Il confronto storico lo ha diffuso il senior director Mat Piscatella: nella prima metà del 2008 i giochi PlayStation oltre le 100.000 copie fisiche erano cento. Il mercato fisico americano nel suo complesso è passato da 292 milioni di unità nei dodici mesi chiusi a giugno 2009 a 37 milioni in quelli chiusi a giugno 2026. Nella settimana finita l’11 luglio 2026, due soli titoli PlayStation hanno superato le 10.000 copie fisiche. Piscatella ha precisato che i suoi numeri valgono per gli Stati Uniti e non per il resto del mondo, il che lascia aperto uno spiraglio su Europa e Giappone, ma la direzione è quella.

Sette giorni di logout non toccano nessuno di questi indicatori.

Toccano le ore di gioco, che Sony misura ma non fattura, e gli acquisti sullo Store, che nel periodo scelto si rimandano al 31 agosto invece di svanire. La leva che inciderebbe davvero sul conto economico, cioè la disdetta degli abbonamenti PlayStation Plus, il blackout non la chiede: è una richiesta che era già circolata nelle prime settimane di protesta ed è rimasta fuori dalla piattaforma di questa.

La settimana che hanno scelto

C’è un dettaglio di calendario che il comunicato non menziona e che conta più della durata. La finestra del blackout copre la gamescom, la fiera di Colonia che è il più grande evento pubblico del settore in Europa: si tiene dal 26 al 30 agosto, con l’Opening Night Live la sera del 25. Sono i giorni dell’anno in cui l’attenzione della stampa videoludica europea è concentrata e in cui un hashtag ha la massima probabilità di finire in un articolo. Come operazione di pressione economica il blackout è debole; come operazione di visibilità è piazzato nella settimana giusta.

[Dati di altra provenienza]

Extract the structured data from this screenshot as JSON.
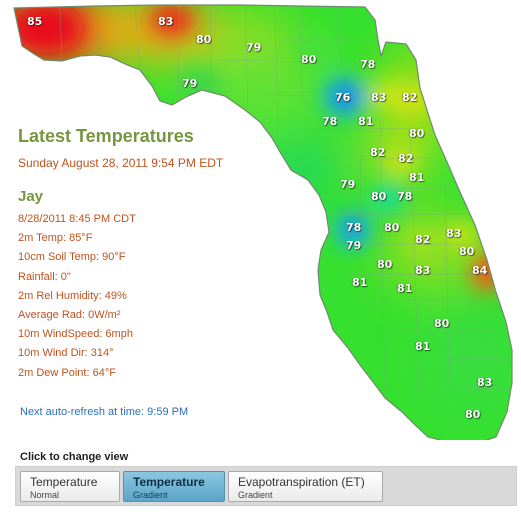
{
  "map": {
    "state": "Florida",
    "accent_colors": {
      "hot": "#e8101e",
      "warm": "#ffcf10",
      "mild": "#8bde16",
      "cool": "#1fdb3c",
      "cold": "#1646e8"
    },
    "temperature_labels": [
      "85",
      "83",
      "80",
      "79",
      "80",
      "78",
      "79",
      "76",
      "83",
      "82",
      "78",
      "81",
      "80",
      "82",
      "82",
      "81",
      "79",
      "80",
      "78",
      "78",
      "80",
      "82",
      "83",
      "79",
      "80",
      "84",
      "81",
      "83",
      "81",
      "80",
      "80",
      "81",
      "83",
      "80"
    ]
  },
  "panel": {
    "heading": "Latest Temperatures",
    "date": "Sunday August 28, 2011  9:54 PM EDT",
    "station": "Jay",
    "readings": [
      "8/28/2011 8:45 PM CDT",
      "2m Temp: 85°F",
      "10cm Soil Temp: 90°F",
      "Rainfall: 0\"",
      "2m Rel Humidity: 49%",
      "Average Rad: 0W/m²",
      "10m WindSpeed: 6mph",
      "10m Wind Dir: 314°",
      "2m Dew Point: 64°F"
    ],
    "refresh": "Next auto-refresh at time: 9:59 PM"
  },
  "views": {
    "caption": "Click to change view",
    "buttons": [
      {
        "label": "Temperature",
        "sub": "Normal",
        "active": false
      },
      {
        "label": "Temperature",
        "sub": "Gradient",
        "active": true
      },
      {
        "label": "Evapotranspiration (ET)",
        "sub": "Gradient",
        "active": false
      }
    ]
  }
}
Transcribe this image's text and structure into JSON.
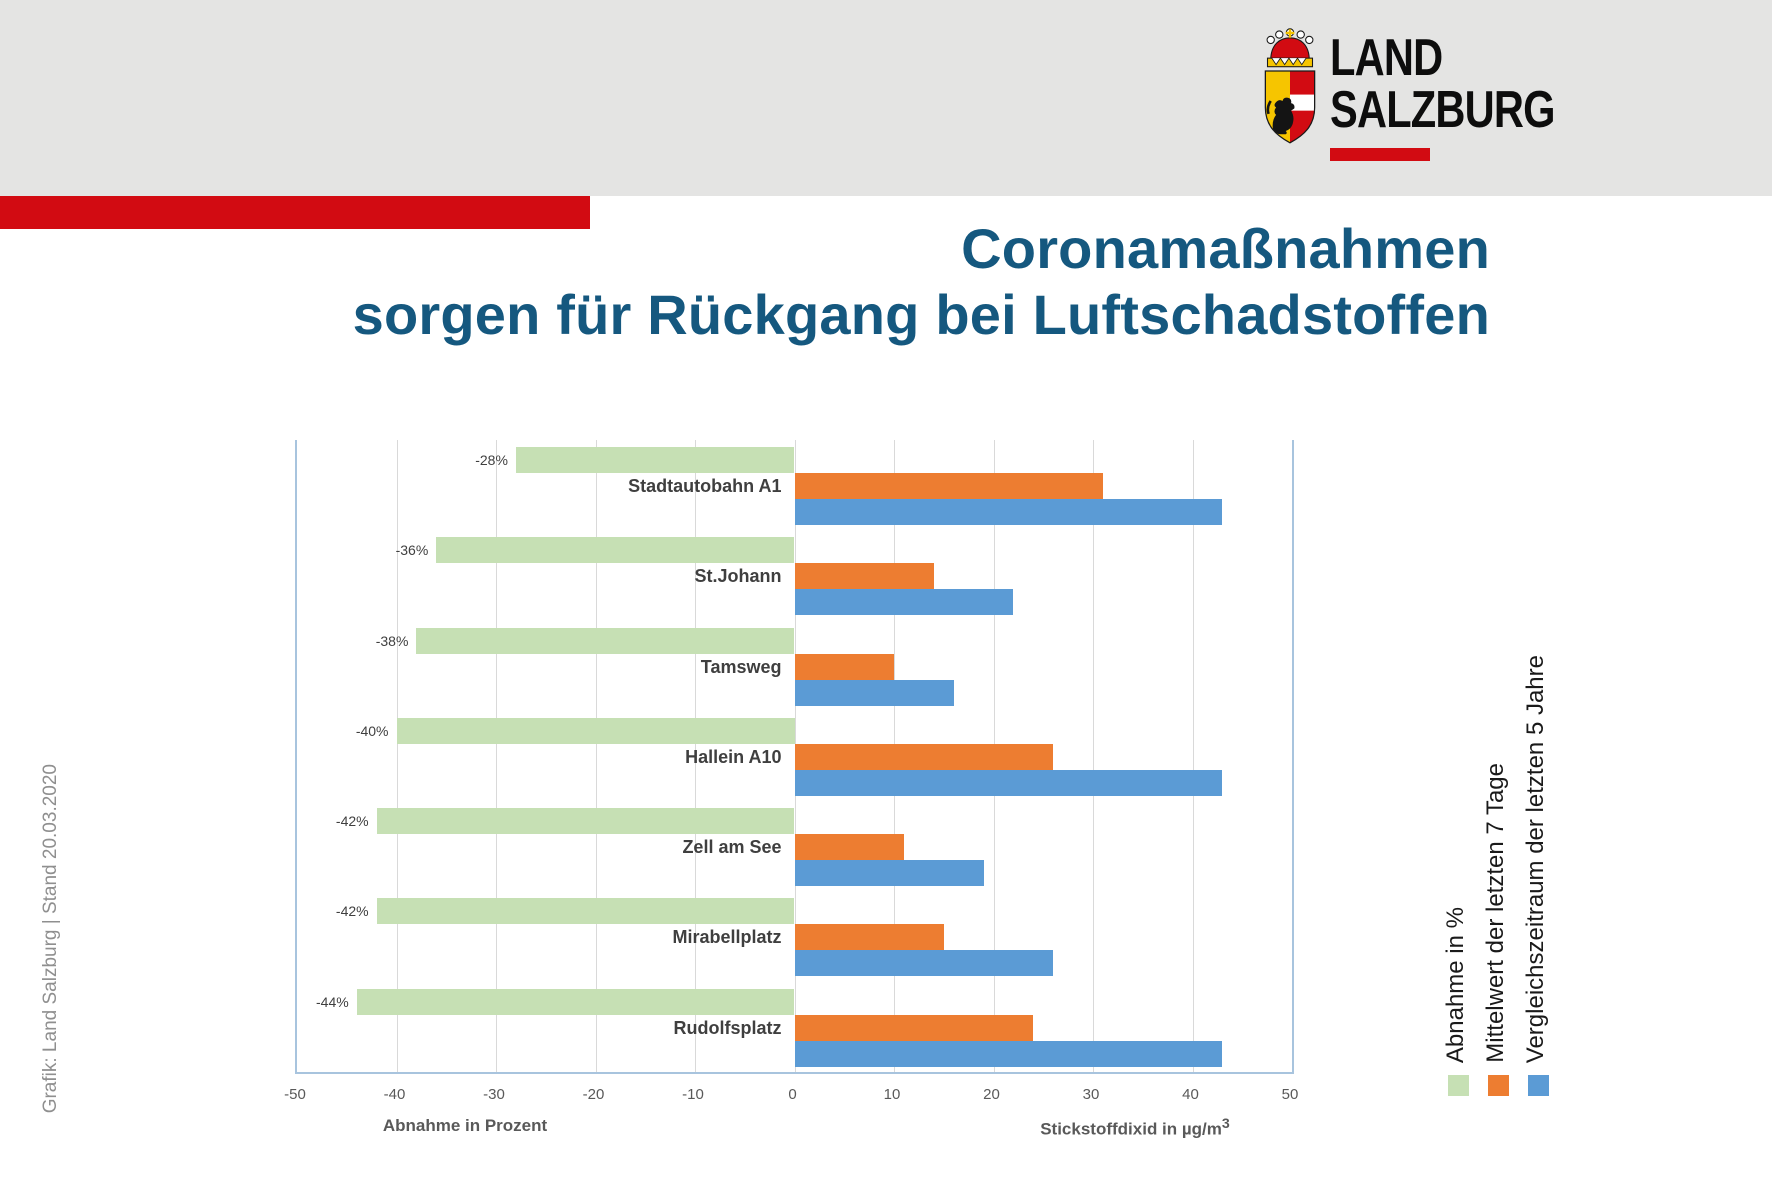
{
  "header": {
    "logo": {
      "line1": "LAND",
      "line2": "SALZBURG"
    }
  },
  "title": {
    "line1": "Coronamaßnahmen",
    "line2": "sorgen für Rückgang bei Luftschadstoffen"
  },
  "credit": "Grafik: Land Salzburg | Stand 20.03.2020",
  "colors": {
    "brand_red": "#d20b12",
    "title_blue": "#15587f",
    "header_gray": "#e4e4e3",
    "series_green": "#c6e0b4",
    "series_orange": "#ed7d31",
    "series_blue": "#5b9bd5",
    "gridline": "#d9d9d9",
    "plot_border": "#a8c4de"
  },
  "chart_data": {
    "type": "bar",
    "orientation": "horizontal",
    "categories": [
      "Stadtautobahn A1",
      "St.Johann",
      "Tamsweg",
      "Hallein A10",
      "Zell am See",
      "Mirabellplatz",
      "Rudolfsplatz"
    ],
    "series": [
      {
        "name": "Abnahme in %",
        "color": "#c6e0b4",
        "values": [
          -28,
          -36,
          -38,
          -40,
          -42,
          -42,
          -44
        ],
        "labels": [
          "-28%",
          "-36%",
          "-38%",
          "-40%",
          "-42%",
          "-42%",
          "-44%"
        ]
      },
      {
        "name": "Mittelwert der letzten 7 Tage",
        "color": "#ed7d31",
        "values": [
          31,
          14,
          10,
          26,
          11,
          15,
          24
        ]
      },
      {
        "name": "Vergleichszeitraum der letzten 5 Jahre",
        "color": "#5b9bd5",
        "values": [
          43,
          22,
          16,
          43,
          19,
          26,
          43
        ]
      }
    ],
    "xlim": [
      -50,
      50
    ],
    "xticks": [
      -50,
      -40,
      -30,
      -20,
      -10,
      0,
      10,
      20,
      30,
      40,
      50
    ],
    "xtick_labels": [
      "-50",
      "-40",
      "-30",
      "-20",
      "-10",
      "0",
      "10",
      "20",
      "30",
      "40",
      "50"
    ],
    "xlabel_left": "Abnahme in Prozent",
    "xlabel_right": "Stickstoffdixid in µg/m",
    "xlabel_right_sup": "3",
    "grid": true,
    "legend_position": "right-vertical"
  }
}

Il calendario dice anche un’altra cosa. Marvel’s Wolverine di Insomniac Games, l’esclusiva PS5 su cui Sony ha costruito il proprio autunno, esce il 15 settembre 2026, con i preordini già aperti sullo Store. Il blackout finisce il 30 agosto, cioè due settimane prima del lancio e ben dentro la finestra in cui i preordini si raccolgono. Chi partecipa spegne la console nella settimana in cui Sony non vende, e la riaccende in quella in cui vende.

La domanda che resta è se una pressione di questo tipo abbia mai funzionato con questa azienda, e la risposta è sì, almeno una volta. Nel 2021 Sony annunciò la chiusura dei negozi digitali di PS3, PSP e PS Vita, poi tornò sui suoi passi per PS3 e Vita dopo le proteste. Il 1 luglio 2026 ha annunciato di nuovo la chiusura di quegli stessi due negozi, con le prime scadenze fissate ad agosto, e stavolta non ha aperto alcuna trattativa. Ne avevamo scritto insieme all’annuncio sui dischi, di cui qui trovate i dettagli.

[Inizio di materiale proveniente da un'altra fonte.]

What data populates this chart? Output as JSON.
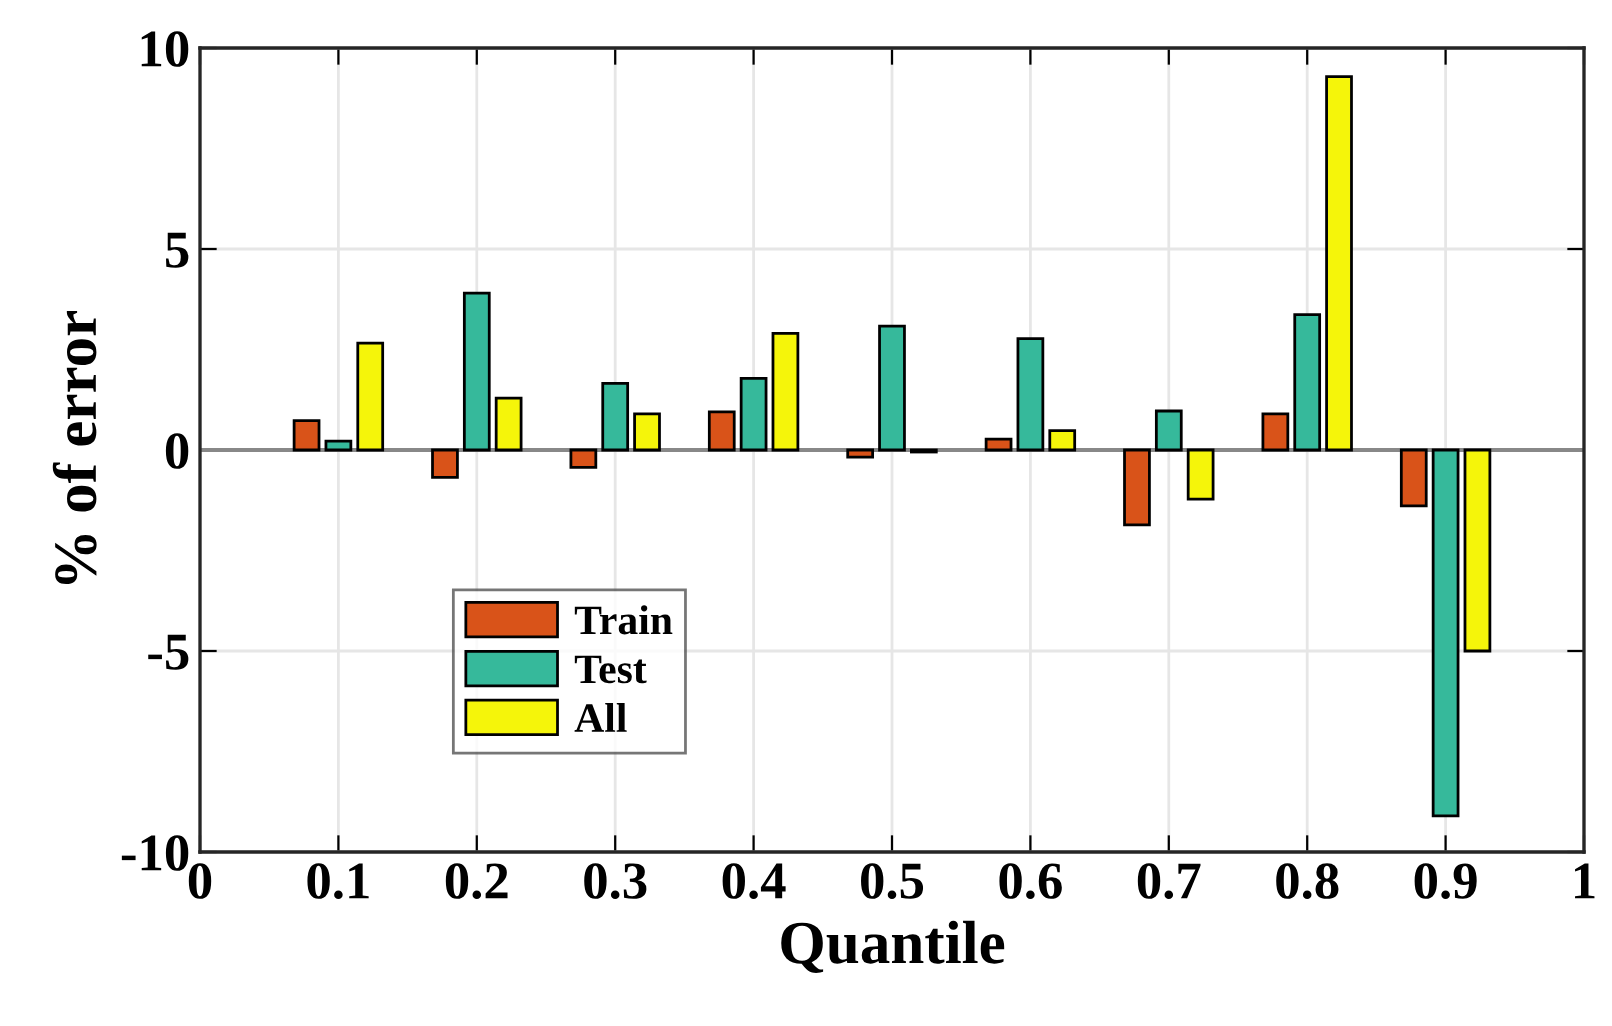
{
  "chart_data": {
    "type": "bar",
    "xlabel": "Quantile",
    "ylabel": "% of error",
    "x": [
      0.1,
      0.2,
      0.3,
      0.4,
      0.5,
      0.6,
      0.7,
      0.8,
      0.9
    ],
    "series": [
      {
        "name": "Train",
        "color": "#d95319",
        "values": [
          0.73,
          -0.68,
          -0.43,
          0.95,
          -0.18,
          0.27,
          -1.86,
          0.9,
          -1.39
        ]
      },
      {
        "name": "Test",
        "color": "#36b99b",
        "values": [
          0.22,
          3.9,
          1.66,
          1.78,
          3.08,
          2.77,
          0.97,
          3.37,
          -9.1
        ]
      },
      {
        "name": "All",
        "color": "#f5f50a",
        "values": [
          2.66,
          1.29,
          0.9,
          2.9,
          -0.05,
          0.48,
          -1.22,
          9.29,
          -5.0
        ]
      }
    ],
    "xlim": [
      0,
      1
    ],
    "xticks": [
      0,
      0.1,
      0.2,
      0.3,
      0.4,
      0.5,
      0.6,
      0.7,
      0.8,
      0.9,
      1
    ],
    "ylim": [
      -10,
      10
    ],
    "yticks": [
      -10,
      -5,
      0,
      5,
      10
    ],
    "grid": true,
    "legend": "bottom left"
  }
}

La petizione Don’t Kill the Disc, aperta il 1 luglio dal titolare della catena canadese PNP Games, ha superato le 332.000 firme verificate, controllate oggi: erano circa 120.000 il 6 luglio. Finora non hanno prodotto nessuna dichiarazione da parte dell’azienda. Il blackout di agosto verificherà quanti di quei firmatari sono disposti a rinunciare a qualcosa, e non solo a cliccare. Sarà un dato utile a chiunque, dentro e fuori Sony, debba valutare quanto pesa davvero questa community.